El derecho debiera resultar de una conversación entre iguales. Sin embargo, ese ideal resulta desafiado, también –y ésta es la segunda anomalía a la que quiero referirme- cuando se afecta la condición de inclusividad que, en una sociedad democrática, debiera distinguir siempre al debate público. Piénsese, por caso, en las dificultades que son propias de una conversación sobre asuntos públicos que se limita tan solo a expertos o técnicos; o piénsese, sino, en los casos en que el diálogo se encapsula en representantes que actúan con plena independencia de los criterios de sus representados. Estas formas de deliberación que hoy podemos considerar tan imperfectas eran, precisamente, las que propiciaba uno de los más grandes pensadores políticos del conservadurismo de todos los tiempos, Edmund Burke.

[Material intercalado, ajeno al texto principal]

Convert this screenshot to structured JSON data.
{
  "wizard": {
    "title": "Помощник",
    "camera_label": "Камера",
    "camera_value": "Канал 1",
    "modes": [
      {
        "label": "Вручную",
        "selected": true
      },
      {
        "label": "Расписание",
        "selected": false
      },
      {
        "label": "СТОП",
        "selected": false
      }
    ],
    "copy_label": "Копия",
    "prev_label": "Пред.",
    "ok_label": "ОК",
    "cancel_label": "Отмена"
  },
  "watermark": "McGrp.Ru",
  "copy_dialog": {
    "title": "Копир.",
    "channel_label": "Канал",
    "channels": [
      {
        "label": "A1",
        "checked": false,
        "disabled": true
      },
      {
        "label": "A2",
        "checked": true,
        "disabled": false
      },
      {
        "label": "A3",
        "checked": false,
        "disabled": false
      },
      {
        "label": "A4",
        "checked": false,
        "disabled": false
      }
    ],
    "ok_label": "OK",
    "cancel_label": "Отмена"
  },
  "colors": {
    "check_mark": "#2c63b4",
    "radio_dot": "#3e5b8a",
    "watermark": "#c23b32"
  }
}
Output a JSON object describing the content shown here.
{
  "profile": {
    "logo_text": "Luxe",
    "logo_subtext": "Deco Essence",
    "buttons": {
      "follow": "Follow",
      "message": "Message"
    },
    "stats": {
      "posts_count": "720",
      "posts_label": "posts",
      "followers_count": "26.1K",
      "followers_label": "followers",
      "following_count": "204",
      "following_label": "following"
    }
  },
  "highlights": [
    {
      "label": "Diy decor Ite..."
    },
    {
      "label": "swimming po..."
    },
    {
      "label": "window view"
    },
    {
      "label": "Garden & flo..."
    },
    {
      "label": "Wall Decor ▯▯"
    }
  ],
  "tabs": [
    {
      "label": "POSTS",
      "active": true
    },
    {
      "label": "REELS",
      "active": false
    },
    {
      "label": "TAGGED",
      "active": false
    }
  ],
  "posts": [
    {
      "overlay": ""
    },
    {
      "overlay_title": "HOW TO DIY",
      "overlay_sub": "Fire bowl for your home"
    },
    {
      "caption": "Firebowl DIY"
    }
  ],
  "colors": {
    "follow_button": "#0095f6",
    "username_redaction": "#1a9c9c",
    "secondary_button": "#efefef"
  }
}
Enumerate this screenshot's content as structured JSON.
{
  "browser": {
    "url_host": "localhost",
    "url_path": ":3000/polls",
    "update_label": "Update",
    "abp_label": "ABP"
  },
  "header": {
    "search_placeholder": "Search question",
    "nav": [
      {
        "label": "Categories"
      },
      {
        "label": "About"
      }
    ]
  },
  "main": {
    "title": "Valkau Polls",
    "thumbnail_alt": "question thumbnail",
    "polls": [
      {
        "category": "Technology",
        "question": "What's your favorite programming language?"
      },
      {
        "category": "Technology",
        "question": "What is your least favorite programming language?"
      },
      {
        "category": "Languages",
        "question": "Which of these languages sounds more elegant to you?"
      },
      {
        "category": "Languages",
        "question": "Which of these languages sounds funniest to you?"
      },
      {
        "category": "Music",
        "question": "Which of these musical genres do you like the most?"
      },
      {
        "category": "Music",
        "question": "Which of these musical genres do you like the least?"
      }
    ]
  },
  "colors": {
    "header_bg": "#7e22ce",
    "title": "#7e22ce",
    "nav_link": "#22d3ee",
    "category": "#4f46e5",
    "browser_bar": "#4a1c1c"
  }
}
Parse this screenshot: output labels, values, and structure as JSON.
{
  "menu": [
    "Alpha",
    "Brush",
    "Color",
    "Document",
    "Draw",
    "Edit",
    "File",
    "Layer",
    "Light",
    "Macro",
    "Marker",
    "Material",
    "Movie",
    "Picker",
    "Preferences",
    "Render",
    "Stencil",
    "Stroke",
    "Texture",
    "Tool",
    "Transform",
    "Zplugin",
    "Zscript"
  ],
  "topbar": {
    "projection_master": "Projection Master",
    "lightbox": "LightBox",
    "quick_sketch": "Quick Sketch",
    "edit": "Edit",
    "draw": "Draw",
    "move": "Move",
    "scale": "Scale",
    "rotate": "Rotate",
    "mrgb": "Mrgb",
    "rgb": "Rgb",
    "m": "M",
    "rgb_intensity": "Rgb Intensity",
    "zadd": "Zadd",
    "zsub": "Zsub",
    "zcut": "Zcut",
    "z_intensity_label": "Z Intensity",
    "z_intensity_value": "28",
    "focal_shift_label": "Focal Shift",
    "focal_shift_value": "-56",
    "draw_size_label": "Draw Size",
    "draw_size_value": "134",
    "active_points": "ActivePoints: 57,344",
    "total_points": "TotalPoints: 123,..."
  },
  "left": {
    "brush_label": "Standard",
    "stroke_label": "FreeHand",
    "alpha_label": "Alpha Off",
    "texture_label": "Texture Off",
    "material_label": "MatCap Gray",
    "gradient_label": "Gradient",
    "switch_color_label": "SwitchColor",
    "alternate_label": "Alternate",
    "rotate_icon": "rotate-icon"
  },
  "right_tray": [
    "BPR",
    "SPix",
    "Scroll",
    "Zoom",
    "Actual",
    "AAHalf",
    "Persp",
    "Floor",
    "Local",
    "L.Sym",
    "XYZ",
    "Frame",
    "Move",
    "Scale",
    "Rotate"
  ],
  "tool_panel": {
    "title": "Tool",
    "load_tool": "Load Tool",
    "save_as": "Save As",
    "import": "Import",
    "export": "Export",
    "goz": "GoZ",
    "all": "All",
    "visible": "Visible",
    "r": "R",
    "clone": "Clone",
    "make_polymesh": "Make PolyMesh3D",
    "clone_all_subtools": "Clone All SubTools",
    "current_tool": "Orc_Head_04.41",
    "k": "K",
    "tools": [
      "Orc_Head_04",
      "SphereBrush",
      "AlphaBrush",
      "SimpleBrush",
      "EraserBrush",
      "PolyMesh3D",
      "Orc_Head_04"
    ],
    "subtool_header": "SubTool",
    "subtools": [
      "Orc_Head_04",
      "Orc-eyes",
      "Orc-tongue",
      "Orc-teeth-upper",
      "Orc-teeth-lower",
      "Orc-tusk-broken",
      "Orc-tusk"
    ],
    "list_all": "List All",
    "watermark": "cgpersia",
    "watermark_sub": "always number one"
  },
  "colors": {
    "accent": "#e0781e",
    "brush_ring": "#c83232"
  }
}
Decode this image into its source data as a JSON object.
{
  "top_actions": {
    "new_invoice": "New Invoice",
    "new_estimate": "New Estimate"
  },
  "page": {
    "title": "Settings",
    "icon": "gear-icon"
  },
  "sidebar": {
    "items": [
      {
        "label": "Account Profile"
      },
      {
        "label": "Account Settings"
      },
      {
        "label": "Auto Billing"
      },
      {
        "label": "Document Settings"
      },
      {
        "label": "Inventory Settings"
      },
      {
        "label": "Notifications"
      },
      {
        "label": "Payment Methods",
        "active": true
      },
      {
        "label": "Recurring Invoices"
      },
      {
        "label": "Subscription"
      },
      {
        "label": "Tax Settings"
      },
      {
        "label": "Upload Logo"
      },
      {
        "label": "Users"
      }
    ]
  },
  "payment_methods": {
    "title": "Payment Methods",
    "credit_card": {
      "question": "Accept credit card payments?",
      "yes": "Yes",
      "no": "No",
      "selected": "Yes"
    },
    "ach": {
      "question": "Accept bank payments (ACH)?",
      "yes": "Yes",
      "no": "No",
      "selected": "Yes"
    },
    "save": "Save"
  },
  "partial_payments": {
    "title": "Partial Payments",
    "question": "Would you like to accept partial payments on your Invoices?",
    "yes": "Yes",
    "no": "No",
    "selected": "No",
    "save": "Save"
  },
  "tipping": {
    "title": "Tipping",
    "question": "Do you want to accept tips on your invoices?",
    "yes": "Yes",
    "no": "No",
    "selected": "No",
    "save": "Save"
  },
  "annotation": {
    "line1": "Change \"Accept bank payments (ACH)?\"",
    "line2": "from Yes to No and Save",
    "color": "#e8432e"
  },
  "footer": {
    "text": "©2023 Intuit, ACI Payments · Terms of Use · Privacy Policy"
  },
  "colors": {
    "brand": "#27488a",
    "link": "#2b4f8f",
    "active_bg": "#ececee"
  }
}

En su famoso discurso de Bristol, en 1774, y frente a la propuesta de sus adversarios más radicales, que concebían a los representantes como meros delegados de sus electores, Burke presentó una célebre defensa del valor de la deliberación. Fundó entonces su presentación en la importancia de que los representantes pudieran cambiar de opinión frente a los mejores argumentos que encontrasen en el debate, y más allá de las demandas particulares o ambiciones locales de sus electores. La de Burke resultó una defensa fuertemente elitista de la deliberación, que desde entonces distingue a una parte importante de la teoría política. Sostuvo Burke entonces:

“Su representante le debe a usted su juicio; y él le traiciona, en lugar de servirle, si sacrifica ese juicio por la opinión de quienes lo han elegido... el gobierno y la legislación son cuestiones de razón y juicio, y no de meras inclinaciones.” (Burke 1774).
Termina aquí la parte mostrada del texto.